Denmark and Sweden on February 15 became the newest partners of the German-led European Sky Shield Initiative (ESSI), which will aim to procure a European air defense system through the common acquisition of air defense equipment and missiles by European nations.
The newest accessions bring the number of participants to 17, including 15 NATO allies as well as invitees Finland and Sweden.
Launched in October last year, Sky Shield is expected to strengthen NATO’s integrated air and missile defense by facilitating the multinational acquisition and integration of a broad range of air defense capabilities by European countries. The system will rely on interoperable, off-the-shelf solutions, it was said earlier.

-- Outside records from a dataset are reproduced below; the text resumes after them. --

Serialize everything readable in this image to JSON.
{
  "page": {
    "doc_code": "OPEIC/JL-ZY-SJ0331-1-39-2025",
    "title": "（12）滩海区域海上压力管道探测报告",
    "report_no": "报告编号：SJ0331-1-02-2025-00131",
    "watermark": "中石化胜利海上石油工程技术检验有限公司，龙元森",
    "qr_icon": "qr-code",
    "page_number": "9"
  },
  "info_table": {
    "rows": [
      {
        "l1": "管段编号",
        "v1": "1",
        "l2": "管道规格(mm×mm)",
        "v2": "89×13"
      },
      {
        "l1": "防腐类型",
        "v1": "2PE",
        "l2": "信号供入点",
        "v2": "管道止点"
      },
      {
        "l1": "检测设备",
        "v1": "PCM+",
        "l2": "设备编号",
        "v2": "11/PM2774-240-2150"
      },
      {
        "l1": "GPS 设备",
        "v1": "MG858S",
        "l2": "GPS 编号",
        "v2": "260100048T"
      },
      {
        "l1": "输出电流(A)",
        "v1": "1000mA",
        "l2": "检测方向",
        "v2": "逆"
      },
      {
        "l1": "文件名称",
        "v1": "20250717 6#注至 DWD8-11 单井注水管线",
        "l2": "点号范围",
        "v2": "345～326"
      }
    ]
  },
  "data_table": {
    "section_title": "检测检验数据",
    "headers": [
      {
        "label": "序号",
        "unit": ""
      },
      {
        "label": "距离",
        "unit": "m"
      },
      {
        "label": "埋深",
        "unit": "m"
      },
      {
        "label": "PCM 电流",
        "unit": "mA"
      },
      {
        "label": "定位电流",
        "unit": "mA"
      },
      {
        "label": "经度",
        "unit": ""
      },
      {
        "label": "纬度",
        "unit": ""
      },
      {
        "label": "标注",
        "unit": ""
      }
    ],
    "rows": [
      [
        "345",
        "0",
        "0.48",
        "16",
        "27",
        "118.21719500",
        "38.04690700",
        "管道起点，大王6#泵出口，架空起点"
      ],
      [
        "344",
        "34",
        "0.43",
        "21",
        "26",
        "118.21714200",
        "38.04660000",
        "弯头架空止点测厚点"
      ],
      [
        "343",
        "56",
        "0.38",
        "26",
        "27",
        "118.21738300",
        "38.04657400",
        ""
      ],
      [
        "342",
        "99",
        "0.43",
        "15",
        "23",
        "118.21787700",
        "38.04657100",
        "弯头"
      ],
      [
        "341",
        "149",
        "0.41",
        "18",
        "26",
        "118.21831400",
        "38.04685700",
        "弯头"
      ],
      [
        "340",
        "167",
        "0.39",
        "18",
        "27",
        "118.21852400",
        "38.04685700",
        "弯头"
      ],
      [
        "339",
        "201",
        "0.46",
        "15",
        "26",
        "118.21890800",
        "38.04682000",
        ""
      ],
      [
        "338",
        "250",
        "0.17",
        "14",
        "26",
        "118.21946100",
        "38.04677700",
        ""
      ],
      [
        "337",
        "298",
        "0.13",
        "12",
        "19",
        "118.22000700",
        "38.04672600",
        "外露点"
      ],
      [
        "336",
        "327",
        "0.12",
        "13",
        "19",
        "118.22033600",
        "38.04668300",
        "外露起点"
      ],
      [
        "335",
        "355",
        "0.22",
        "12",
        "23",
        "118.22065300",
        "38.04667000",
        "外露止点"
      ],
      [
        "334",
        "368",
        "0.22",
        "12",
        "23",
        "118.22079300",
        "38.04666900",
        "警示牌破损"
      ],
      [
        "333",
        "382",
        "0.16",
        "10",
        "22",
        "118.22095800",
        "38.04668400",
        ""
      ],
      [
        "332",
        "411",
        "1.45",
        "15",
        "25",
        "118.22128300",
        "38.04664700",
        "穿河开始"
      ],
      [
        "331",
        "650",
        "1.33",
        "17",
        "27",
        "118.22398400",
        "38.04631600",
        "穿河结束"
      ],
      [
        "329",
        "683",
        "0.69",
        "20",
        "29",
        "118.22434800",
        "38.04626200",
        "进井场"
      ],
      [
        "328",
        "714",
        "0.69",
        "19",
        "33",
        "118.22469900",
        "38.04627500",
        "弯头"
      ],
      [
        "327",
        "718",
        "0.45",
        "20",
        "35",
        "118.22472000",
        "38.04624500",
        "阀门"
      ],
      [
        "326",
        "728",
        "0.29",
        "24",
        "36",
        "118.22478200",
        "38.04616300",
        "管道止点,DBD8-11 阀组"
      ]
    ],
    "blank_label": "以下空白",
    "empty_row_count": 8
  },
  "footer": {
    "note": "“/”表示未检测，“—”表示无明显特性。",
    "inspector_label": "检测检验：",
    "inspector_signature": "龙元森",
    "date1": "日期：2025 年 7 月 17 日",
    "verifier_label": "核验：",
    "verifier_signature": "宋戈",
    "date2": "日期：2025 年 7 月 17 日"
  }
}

“Germany’s leadership through the European Sky Shield Initiative, leveraging already existing NATO cooperation frameworks, is a crucial step to ensure that NATO can effectively defend itself against air and missile threats,” said NATO Deputy Secretary General Mircea Geoană.
As envisioned, the multinational acquisition will be carried out through a “rapid acquisition track” within NATO’s Modular Ground-Based Air Defence High Visibility Project. Ten allied defense ministers launched this effort on February 15 with the signing of a memorandum of understanding and associated funding commitments.
Announcing the initiative last year, Germany’s defense minister at the time Christine Lambrecht told reporters that the first move could be to identify joint procurement options, pointing to the US-built Patriot system as a potential contender for the medium layer of defense. It is also worth noting that Germany is producing the IRIS-T system for the medium layer.
When it comes to the upper layer, Lambrecht identified the Israeli-developed Arrow 3 as a suitable contender. “No decision has been taken yet but I think it would be the right system,” Lambrecht added.